Though he had the idea for the script earlier, Pellerin said he did not have time to write it down until just a few hours before filming. He finished the script around 11 p.m. the night before the movie was due, the group filmed through the night and then spent the next day preparing the video for submission.

Nichol said acting in the video was a hectic but fun experience.

"It was obviously a funny mix of people because everyone was in SpoCo," Nichol said. "It was really great because Adrien was really flexible, so he was really open to us changing things, and we did a bunch of different takes that didn't make it into the final video."

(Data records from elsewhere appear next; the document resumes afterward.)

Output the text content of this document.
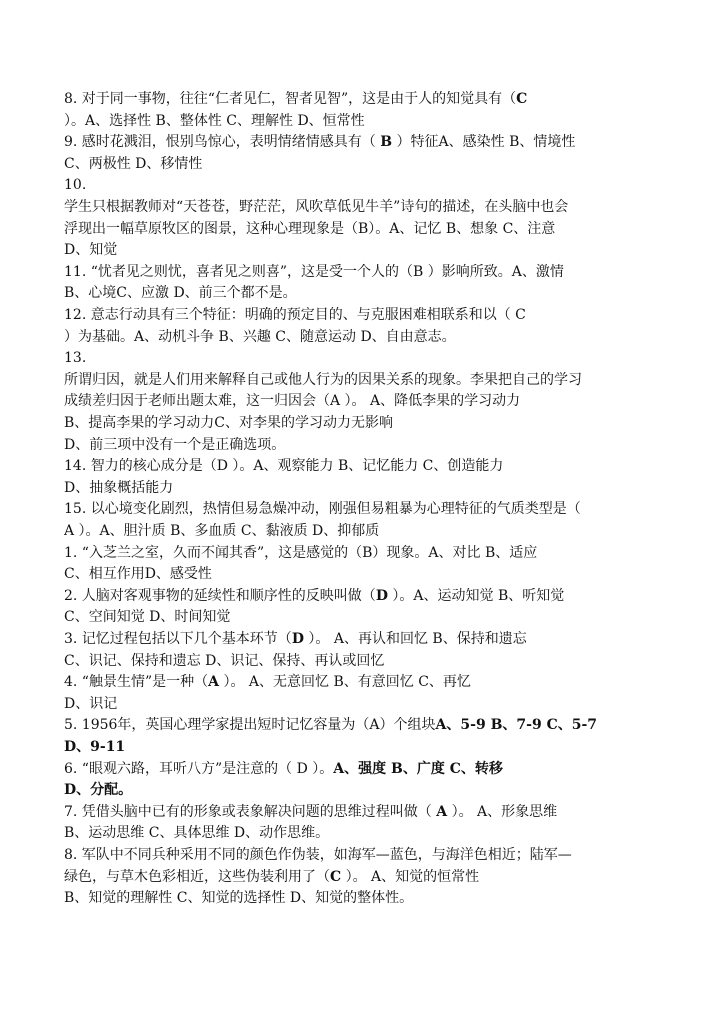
8. 对于同一事物，往往“仁者见仁，智者见智”，这是由于人的知觉具有（C
）。A、选择性 B、整体性 C、理解性 D、恒常性
9. 感时花溅泪，恨别鸟惊心，表明情绪情感具有（ B ）特征A、感染性 B、情境性
C、两极性 D、移情性
10.
学生只根据教师对“天苍苍，野茫茫，风吹草低见牛羊”诗句的描述，在头脑中也会
浮现出一幅草原牧区的图景，这种心理现象是（B）。A、记忆 B、想象 C、注意
D、知觉
11. “忧者见之则忧，喜者见之则喜”，这是受一个人的（B ）影响所致。A、激情
B、心境C、应激 D、前三个都不是。
12. 意志行动具有三个特征：明确的预定目的、与克服困难相联系和以（ C
）为基础。A、动机斗争 B、兴趣 C、随意运动 D、自由意志。
13.
所谓归因，就是人们用来解释自己或他人行为的因果关系的现象。李果把自己的学习
成绩差归因于老师出题太难，这一归因会（A ）。 A、降低李果的学习动力
B、提高李果的学习动力C、对李果的学习动力无影响
D、前三项中没有一个是正确选项。
14. 智力的核心成分是（D ）。A、观察能力 B、记忆能力 C、创造能力
D、抽象概括能力
15. 以心境变化剧烈，热情但易急燥冲动，刚强但易粗暴为心理特征的气质类型是（
A ）。A、胆汁质 B、多血质 C、黏液质 D、抑郁质
1. “入芝兰之室，久而不闻其香”，这是感觉的（B）现象。A、对比 B、适应
C、相互作用D、感受性
2. 人脑对客观事物的延续性和顺序性的反映叫做（D ）。A、运动知觉 B、听知觉
C、空间知觉 D、时间知觉
3. 记忆过程包括以下几个基本环节（D ）。 A、再认和回忆 B、保持和遗忘
C、识记、保持和遗忘 D、识记、保持、再认或回忆
4. “触景生情”是一种（A ）。 A、无意回忆 B、有意回忆 C、再忆
D、识记
5. 1956年，英国心理学家提出短时记忆容量为（A）个组块A、5-9 B、7-9 C、5-7
D、9-11
6. “眼观六路，耳听八方”是注意的（ D ）。A、强度 B、广度 C、转移
D、分配。
7. 凭借头脑中已有的形象或表象解决问题的思维过程叫做（ A ）。 A、形象思维
B、运动思维 C、具体思维 D、动作思维。
8. 军队中不同兵种采用不同的颜色作伪装，如海军—蓝色，与海洋色相近；陆军—
绿色，与草木色彩相近，这些伪装利用了（C ）。 A、知觉的恒常性
B、知觉的理解性 C、知觉的选择性 D、知觉的整体性。
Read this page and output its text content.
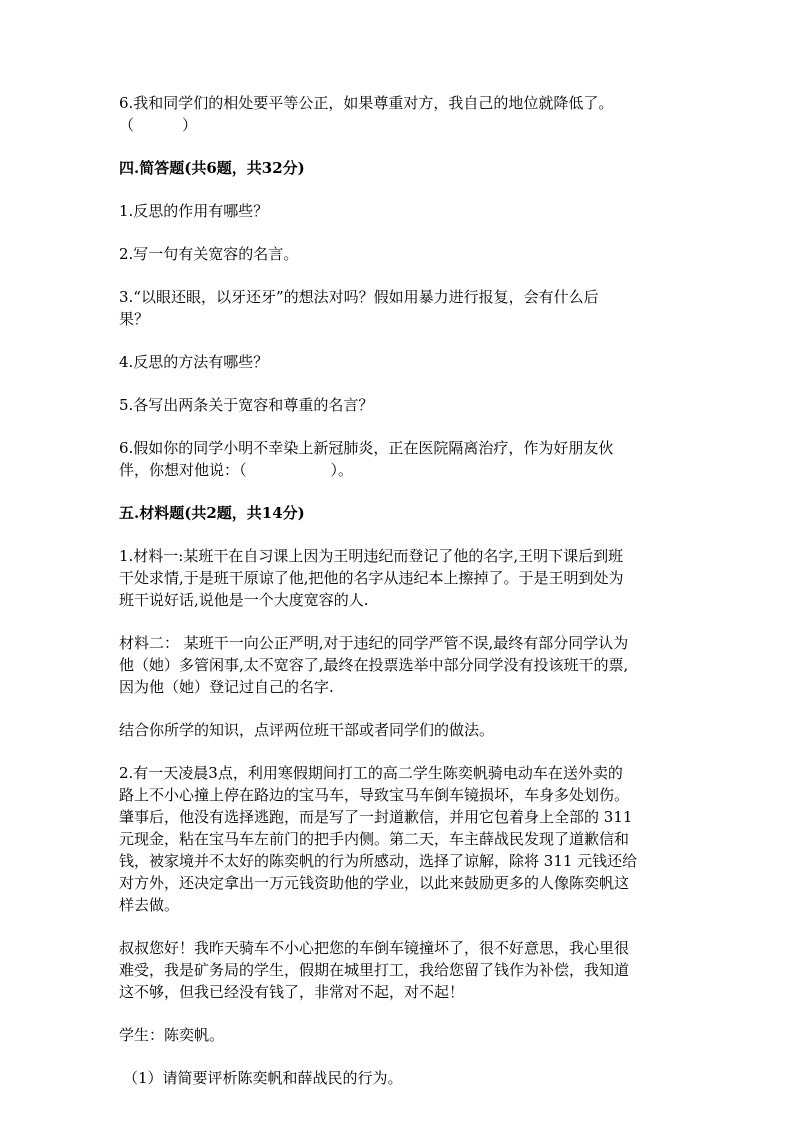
6.我和同学们的相处要平等公正，如果尊重对方，我自己的地位就降低了。

（	）

四.简答题(共6题，共32分)

1.反思的作用有哪些？

2.写一句有关宽容的名言。

3.“以眼还眼，以牙还牙”的想法对吗？假如用暴力进行报复，会有什么后

果？

4.反思的方法有哪些？

5.各写出两条关于宽容和尊重的名言？

6.假如你的同学小明不幸染上新冠肺炎，正在医院隔离治疗，作为好朋友伙

伴，你想对他说：（	）。

五.材料题(共2题，共14分)

1.材料一:某班干在自习课上因为王明违纪而登记了他的名字,王明下课后到班

干处求情,于是班干原谅了他,把他的名字从违纪本上擦掉了。于是王明到处为

班干说好话,说他是一个大度宽容的人.

材料二： 某班干一向公正严明,对于违纪的同学严管不误,最终有部分同学认为

他（她）多管闲事,太不宽容了,最终在投票选举中部分同学没有投该班干的票,

因为他（她）登记过自己的名字.

结合你所学的知识，点评两位班干部或者同学们的做法。

2.有一天凌晨3点，利用寒假期间打工的高二学生陈奕帆骑电动车在送外卖的

路上不小心撞上停在路边的宝马车，导致宝马车倒车镜损坏，车身多处划伤。

肇事后，他没有选择逃跑，而是写了一封道歉信，并用它包着身上全部的 311

元现金，粘在宝马车左前门的把手内侧。第二天，车主薛战民发现了道歉信和

钱，被家境并不太好的陈奕帆的行为所感动，选择了谅解，除将 311 元钱还给

对方外，还决定拿出一万元钱资助他的学业，以此来鼓励更多的人像陈奕帆这

样去做。

叔叔您好！我昨天骑车不小心把您的车倒车镜撞坏了，很不好意思，我心里很

难受，我是矿务局的学生，假期在城里打工，我给您留了钱作为补偿，我知道

这不够，但我已经没有钱了，非常对不起，对不起！

学生：陈奕帆。

（1）请简要评析陈奕帆和薛战民的行为。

Pellerin said he had written five alternate endings for the final sequence of the video, and then the group discussed which they liked best before deciding on the ending.

The tagline and graphic at the end of both movies were designed by Lipinski and Pellerin. Chennisi said she was impressed by how professional the graphic looked.

"We brainstormed how it was going to flow, and they wrote programs and some scripts to make the arrows move in the right path," Chennesi said. "It was really neat to watch. I don't really know how to do it, and they were really good at it."

Brown College senior Austin Edwards, who acted in Pellerin's video, said he enjoyed working on the project because it was the first time he had acted on film. He said he was pleased with the finished product.

"It was really smooth and professional," Edwards said. "I thought it was funny, and it had a good message."

If they win, the three have not yet decided how they are going to spend the prize money, but Chennisi and Pellerin said they were looking at new film equipment. Regardless, the three plan on collaborating on future projects.

"We all have stuff we can add to the team, and it just really made sense," Pellerin said. "I think it's a really cool trio, and we're definitely going to work together in the future on making more stuff."